Thanks. To clarify, income# comes from data1 and geo# comes from data2. And the subsample contains no id code, just companyid, since there could be several identical companyid variables (and therefore multiple id codes) within the "data#" tables. data# tables all have identical primary keys "id" and a companyid column, which is indexed. This last bit is redundant, obviously, but it's done for usability reasons.
table#.id <--1:1--> table#.id with the same number of rows
subsample.companyid <--1:n--> table#.companyid with subsample never containing a companyid that doesn't exist in table#.
To fill in your example:
SELECT data1.id, data1.companyid, data1.date, data1.income6,
data2.geo1,
data2.geo2
FROM subsample s
JOIN data1 ON s.companyid = data1.companyid
JOIN data2 ON data1.id=data2.id
So this optimal? With each data# table sometimes containing over 1000 variables, I don't really know what's best. One additional consideration is that I'd like to be able to create output from 3 or 4 data tables, so there would be a couple more joins at the end.

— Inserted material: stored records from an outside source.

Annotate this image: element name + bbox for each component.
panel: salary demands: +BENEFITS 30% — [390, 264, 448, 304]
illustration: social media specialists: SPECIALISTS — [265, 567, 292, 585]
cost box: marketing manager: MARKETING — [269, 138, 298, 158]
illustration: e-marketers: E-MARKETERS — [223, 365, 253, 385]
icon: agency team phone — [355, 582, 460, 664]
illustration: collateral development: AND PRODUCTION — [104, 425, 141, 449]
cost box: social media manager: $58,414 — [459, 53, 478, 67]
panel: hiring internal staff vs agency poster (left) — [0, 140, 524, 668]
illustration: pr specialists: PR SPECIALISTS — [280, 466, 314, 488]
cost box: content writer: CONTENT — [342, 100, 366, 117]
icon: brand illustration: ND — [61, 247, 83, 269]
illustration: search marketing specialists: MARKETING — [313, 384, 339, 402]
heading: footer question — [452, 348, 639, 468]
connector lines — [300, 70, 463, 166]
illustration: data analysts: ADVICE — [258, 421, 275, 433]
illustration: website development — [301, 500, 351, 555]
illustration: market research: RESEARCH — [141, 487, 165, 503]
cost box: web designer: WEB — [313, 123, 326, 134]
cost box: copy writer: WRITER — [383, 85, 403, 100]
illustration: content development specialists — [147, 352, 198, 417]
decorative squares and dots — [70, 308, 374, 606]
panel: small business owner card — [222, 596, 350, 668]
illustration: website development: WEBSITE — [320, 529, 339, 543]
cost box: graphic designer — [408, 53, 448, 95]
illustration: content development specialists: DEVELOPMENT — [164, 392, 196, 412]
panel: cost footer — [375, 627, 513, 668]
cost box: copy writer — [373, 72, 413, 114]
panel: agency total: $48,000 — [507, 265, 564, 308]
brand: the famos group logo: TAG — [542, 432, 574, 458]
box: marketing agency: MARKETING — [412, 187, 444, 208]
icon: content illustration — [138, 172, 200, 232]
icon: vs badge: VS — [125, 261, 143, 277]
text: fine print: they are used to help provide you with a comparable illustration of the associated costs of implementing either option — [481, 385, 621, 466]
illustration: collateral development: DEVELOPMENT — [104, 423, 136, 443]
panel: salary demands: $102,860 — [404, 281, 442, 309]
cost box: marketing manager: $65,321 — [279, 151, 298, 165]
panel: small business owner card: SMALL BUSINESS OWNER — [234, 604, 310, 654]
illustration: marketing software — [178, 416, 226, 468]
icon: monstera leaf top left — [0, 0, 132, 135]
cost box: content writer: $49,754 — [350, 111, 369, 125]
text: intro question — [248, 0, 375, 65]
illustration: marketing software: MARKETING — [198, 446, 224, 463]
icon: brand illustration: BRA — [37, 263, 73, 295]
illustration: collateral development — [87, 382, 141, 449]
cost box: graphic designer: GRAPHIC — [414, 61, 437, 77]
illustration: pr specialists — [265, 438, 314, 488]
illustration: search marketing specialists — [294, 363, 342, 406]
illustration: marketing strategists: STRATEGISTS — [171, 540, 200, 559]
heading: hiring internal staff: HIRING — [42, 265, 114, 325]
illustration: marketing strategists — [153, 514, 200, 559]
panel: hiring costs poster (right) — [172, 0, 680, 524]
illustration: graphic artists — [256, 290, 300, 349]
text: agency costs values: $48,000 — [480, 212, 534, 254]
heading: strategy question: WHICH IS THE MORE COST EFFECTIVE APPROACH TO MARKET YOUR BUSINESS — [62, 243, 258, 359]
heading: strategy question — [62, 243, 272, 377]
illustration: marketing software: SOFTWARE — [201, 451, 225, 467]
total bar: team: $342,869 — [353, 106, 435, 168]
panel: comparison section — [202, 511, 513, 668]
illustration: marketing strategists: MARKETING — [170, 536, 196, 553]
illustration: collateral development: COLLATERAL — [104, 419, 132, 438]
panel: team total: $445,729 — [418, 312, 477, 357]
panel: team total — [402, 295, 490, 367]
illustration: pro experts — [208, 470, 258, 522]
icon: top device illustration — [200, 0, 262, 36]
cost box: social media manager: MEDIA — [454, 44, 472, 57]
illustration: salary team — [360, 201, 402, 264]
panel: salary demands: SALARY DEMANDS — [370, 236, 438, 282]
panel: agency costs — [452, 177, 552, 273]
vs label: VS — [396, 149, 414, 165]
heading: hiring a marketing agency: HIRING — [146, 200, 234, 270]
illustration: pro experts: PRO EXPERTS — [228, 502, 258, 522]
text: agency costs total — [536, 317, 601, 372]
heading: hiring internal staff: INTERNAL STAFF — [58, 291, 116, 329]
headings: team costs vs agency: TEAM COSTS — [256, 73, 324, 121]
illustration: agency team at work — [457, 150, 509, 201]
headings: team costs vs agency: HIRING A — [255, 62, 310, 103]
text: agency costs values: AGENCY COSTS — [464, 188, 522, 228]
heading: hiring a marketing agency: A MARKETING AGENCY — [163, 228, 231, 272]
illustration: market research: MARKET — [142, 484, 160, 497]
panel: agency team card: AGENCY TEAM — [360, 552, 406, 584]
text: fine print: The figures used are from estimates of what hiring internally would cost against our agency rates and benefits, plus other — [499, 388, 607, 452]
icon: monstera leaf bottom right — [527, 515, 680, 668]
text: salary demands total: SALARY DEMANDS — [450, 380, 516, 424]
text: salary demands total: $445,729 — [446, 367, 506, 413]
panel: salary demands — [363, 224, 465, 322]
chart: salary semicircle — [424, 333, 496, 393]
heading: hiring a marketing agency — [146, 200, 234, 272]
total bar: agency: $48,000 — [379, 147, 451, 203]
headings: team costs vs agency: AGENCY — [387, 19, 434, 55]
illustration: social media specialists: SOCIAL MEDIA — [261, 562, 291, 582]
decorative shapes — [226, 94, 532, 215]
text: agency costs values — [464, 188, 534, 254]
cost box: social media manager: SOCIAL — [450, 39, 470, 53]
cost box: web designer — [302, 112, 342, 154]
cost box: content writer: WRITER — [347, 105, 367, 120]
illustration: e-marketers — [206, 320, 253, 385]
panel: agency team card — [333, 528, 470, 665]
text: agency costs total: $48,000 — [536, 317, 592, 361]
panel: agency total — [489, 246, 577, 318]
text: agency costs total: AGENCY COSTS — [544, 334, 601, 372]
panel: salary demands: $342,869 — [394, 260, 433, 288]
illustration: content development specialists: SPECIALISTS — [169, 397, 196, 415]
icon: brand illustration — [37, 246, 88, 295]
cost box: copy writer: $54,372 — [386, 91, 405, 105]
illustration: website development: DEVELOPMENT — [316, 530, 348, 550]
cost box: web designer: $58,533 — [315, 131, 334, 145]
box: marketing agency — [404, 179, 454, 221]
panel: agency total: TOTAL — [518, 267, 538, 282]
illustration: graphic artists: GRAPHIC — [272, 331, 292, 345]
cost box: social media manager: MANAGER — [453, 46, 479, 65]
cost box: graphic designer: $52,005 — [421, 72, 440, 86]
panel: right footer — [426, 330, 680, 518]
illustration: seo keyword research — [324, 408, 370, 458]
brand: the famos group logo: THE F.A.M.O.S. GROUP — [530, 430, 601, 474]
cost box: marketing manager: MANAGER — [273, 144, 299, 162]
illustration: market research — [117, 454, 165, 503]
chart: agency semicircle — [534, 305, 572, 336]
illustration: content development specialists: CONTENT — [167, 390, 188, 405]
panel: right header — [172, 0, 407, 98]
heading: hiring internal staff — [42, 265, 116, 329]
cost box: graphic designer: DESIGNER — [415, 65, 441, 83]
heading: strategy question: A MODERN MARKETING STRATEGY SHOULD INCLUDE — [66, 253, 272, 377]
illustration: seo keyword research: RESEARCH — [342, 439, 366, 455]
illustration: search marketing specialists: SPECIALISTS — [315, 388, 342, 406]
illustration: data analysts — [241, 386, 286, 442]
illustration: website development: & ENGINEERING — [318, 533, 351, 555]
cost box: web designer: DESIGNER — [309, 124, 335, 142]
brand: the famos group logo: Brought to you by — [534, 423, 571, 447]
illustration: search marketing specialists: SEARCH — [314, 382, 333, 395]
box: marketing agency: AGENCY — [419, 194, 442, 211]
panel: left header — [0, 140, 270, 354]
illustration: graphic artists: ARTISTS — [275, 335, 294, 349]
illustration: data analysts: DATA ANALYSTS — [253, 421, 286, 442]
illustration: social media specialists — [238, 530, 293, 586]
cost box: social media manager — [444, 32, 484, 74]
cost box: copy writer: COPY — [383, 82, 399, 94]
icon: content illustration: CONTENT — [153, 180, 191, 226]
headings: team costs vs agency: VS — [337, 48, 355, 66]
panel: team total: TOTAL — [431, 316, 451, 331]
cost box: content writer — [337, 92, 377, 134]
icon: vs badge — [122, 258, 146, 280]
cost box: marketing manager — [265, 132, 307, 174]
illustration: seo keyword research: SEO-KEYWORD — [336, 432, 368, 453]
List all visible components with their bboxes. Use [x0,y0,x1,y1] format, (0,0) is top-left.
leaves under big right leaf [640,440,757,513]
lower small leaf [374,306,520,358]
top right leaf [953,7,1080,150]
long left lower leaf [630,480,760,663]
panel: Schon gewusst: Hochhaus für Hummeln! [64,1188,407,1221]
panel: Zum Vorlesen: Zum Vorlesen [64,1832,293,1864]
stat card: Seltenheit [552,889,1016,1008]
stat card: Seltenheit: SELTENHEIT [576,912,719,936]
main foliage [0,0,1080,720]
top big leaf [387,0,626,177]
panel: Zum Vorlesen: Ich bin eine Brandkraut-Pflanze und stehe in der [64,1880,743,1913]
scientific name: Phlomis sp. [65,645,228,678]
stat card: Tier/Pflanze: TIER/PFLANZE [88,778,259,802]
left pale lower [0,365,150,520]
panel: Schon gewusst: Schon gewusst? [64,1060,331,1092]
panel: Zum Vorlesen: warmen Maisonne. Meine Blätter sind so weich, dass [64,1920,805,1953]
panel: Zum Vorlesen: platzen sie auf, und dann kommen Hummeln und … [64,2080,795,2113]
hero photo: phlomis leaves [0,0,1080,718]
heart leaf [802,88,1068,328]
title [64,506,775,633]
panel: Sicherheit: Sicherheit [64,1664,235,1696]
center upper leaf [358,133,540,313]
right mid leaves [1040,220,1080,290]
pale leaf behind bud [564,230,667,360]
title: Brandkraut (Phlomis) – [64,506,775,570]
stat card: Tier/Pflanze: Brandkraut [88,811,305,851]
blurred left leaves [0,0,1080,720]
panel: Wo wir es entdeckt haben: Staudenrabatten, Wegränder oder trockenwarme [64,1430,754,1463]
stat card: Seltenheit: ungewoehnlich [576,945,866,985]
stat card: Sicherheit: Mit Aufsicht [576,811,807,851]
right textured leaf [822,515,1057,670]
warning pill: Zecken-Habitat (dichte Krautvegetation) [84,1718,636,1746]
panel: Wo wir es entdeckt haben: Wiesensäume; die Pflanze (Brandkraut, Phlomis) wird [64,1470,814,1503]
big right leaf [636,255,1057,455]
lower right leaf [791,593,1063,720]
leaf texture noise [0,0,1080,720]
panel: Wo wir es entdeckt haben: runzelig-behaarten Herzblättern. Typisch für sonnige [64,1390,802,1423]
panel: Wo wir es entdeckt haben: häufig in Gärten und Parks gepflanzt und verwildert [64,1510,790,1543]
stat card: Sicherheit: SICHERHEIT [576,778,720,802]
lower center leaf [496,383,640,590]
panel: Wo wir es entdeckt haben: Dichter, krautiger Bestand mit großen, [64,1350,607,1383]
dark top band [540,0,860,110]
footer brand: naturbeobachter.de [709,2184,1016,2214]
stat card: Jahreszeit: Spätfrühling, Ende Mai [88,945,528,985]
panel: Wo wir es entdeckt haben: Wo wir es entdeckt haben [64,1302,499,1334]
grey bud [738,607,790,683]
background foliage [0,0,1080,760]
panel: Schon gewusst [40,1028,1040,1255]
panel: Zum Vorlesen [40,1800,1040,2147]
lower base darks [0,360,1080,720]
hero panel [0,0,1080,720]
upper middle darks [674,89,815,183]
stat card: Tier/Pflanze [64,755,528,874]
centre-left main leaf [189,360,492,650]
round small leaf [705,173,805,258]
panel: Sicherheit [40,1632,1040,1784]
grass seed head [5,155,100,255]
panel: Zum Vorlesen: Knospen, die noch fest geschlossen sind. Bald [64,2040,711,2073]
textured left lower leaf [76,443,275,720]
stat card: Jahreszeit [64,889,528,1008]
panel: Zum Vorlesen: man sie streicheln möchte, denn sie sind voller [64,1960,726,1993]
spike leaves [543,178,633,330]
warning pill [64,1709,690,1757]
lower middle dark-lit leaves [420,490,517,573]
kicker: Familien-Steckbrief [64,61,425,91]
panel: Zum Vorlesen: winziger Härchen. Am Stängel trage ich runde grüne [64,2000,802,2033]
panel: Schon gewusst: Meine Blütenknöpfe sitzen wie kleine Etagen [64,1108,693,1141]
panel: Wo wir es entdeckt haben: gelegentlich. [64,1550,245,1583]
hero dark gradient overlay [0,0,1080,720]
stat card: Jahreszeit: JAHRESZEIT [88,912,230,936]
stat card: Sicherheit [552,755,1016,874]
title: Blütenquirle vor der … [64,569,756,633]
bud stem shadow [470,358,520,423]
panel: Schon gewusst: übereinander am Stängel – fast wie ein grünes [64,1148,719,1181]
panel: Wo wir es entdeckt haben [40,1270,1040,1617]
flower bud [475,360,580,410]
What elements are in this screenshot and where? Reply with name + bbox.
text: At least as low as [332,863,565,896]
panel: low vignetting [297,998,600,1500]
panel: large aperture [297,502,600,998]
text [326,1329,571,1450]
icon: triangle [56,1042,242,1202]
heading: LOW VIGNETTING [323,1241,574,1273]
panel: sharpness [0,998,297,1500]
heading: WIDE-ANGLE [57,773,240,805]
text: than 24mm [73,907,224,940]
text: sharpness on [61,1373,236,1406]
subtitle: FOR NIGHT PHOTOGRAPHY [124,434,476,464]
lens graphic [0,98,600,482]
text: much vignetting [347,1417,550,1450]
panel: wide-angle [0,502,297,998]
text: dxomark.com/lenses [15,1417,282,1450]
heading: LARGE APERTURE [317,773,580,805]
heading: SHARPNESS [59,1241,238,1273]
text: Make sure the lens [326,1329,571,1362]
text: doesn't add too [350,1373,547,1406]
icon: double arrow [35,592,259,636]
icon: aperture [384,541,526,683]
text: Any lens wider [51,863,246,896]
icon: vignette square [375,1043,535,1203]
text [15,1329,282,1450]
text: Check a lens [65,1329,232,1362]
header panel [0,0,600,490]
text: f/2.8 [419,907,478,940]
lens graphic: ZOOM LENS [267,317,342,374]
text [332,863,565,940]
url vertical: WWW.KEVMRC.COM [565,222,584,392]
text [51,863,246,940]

Someone suggested the following, but I don't know enough about the mechanics of what MySQL is doing to know. Is there any benefit to joining subsample to data1 and data2 separately and then joining the two outcomes?
SELECT * FROM
(SELECT id, subsample.companyid, date, income6
FROM subsample JOIN data1
ON subsample.companyid = data1.companyid) A
JOIN
(SELECT id as id2, geo1, geo2
FROM subsample JOIN data2
ON subsample.companyid = data2.companyid) B
ON A.id=B.id2
This may be pointless, but It's been difficult to benchmark.
Thanks for your help.